Ruthenium (Ru) is an intriguing catalytic material for a variety of reactions. However, its extremely low abundance in the earth crust and ever-increasing price have created a barrier to the large-scale use of this metal. One solution to this issue is to engineer the shape or surface structure, as well as the crystal phase of Ru nanocrystals, in an attempt to optimize their catalytic properties. This dissertation is focused on the development of synthetic strategies for the facile synthesis of Ru nanocrystals with a face-centered cubic (fcc) phase and well-defined surface structures.
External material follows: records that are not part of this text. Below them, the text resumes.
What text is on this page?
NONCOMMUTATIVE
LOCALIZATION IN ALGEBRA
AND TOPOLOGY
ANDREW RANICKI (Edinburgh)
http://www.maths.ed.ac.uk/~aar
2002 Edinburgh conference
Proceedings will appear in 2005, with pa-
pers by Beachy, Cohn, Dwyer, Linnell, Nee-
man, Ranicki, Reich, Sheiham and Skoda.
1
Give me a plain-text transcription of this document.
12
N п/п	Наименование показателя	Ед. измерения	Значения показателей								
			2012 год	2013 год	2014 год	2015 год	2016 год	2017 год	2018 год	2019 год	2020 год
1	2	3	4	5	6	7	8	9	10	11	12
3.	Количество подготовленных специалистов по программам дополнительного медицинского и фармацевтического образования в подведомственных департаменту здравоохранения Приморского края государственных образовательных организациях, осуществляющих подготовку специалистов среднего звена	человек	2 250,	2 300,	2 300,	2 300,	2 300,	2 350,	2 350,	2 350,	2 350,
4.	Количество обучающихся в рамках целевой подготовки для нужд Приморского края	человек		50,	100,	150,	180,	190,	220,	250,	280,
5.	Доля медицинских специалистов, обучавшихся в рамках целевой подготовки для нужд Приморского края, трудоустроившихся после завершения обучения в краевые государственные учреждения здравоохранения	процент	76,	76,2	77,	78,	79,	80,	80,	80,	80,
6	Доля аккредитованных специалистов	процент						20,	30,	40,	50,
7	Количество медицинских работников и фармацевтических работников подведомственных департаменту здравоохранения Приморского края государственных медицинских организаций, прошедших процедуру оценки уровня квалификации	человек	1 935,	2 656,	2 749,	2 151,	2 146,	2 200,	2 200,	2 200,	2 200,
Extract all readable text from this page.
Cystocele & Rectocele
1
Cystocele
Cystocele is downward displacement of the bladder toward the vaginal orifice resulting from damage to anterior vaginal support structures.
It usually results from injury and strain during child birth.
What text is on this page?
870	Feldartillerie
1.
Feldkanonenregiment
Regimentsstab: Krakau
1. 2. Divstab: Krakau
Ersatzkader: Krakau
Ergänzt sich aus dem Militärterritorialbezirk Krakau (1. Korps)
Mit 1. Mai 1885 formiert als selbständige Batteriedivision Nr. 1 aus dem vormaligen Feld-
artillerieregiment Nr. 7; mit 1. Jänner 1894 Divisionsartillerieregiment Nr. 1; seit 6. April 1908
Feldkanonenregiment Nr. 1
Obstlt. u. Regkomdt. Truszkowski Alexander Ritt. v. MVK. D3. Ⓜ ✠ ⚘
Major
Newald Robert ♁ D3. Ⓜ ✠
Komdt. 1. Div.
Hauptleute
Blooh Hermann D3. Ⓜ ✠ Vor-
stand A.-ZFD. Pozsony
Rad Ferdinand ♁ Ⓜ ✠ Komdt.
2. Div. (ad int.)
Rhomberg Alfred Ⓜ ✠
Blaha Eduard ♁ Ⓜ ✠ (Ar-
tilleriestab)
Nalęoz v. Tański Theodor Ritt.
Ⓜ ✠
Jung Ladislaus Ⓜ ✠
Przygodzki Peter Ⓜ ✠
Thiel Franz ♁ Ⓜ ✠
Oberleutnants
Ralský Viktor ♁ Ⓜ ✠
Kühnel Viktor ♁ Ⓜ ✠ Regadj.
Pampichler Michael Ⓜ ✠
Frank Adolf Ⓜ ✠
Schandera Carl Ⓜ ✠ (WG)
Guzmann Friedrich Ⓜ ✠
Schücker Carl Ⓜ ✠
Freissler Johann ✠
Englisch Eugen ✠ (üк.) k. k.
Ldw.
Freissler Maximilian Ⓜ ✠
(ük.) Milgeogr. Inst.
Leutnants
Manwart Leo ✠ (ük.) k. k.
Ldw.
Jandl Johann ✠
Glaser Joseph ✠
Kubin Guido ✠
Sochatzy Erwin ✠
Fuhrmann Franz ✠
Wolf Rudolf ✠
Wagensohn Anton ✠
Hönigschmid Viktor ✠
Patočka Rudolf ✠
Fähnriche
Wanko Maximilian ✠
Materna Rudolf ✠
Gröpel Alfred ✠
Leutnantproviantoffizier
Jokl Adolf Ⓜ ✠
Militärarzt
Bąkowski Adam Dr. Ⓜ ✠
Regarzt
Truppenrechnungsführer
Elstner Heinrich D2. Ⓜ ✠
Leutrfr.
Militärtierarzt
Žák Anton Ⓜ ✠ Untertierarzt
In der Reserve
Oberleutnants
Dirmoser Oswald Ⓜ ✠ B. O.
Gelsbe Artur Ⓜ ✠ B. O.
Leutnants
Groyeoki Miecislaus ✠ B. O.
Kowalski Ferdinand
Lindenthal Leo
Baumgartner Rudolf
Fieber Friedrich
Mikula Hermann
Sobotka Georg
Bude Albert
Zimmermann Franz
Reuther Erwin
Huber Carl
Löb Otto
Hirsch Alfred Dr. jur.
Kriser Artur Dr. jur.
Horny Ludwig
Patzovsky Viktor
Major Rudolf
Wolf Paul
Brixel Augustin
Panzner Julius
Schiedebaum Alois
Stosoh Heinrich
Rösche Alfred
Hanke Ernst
Based on the integration of seed-mediated growth and wet chemical etching, I was were able to fabricate Ru nanocages with a cubic, octahedral, or icosahedral shape. The as-synthesized nanocages were characterized by ultrathin and porous walls (< 1.2 nm) as well as well-controlled surface structures. Most interestingly, the Ru nanocages adopted an fcc phase rather than the conventional hexagonal close-packed (hcp) structure typical of bulk Ru. Both the fcc phase and surface structures of the nanocages could be well preserved up to 300 °C. The facet-dependent properties of the fcc-Ru nanocages were evaluated toward the reduction of 4-nitrophenol and hydrazine decomposition. Density functional theory calculations suggested the enhanced catalytic performance of the fcc-Ru nanocages toward N2 dissociation for ammonia synthesis relative to hcp-Ru nanoparticles. I also developed a hydrothermal approach to the synthesis of fcc-Ru octahedra with enhanced thermal stability using Rh nanocubes as the seeds. In particular, the fcc-Ru octahedra could retain both the crystal phase and the octahedral shape up to 400 °C. When benchmarked against the hcp-Ru nanoparticles, the octahedral nanocrystals exhibited enhancement in terms of specific activity toward oxygen evolution. In the last project, I developed a facile method for the synthesis of fcc-Ru cuboctahedral nanoframes via the galvanic replacement between Pd seeds and a Ru(III) precursor. The nanoframes could largely retain the fcc phase and frame structure up to 350 °C. When used as catalysts for hydrazine decomposition, both the activity and selectivity of the fcc-Ru nanoframes were substantially improved relative to hcp-Ru nanoparticles.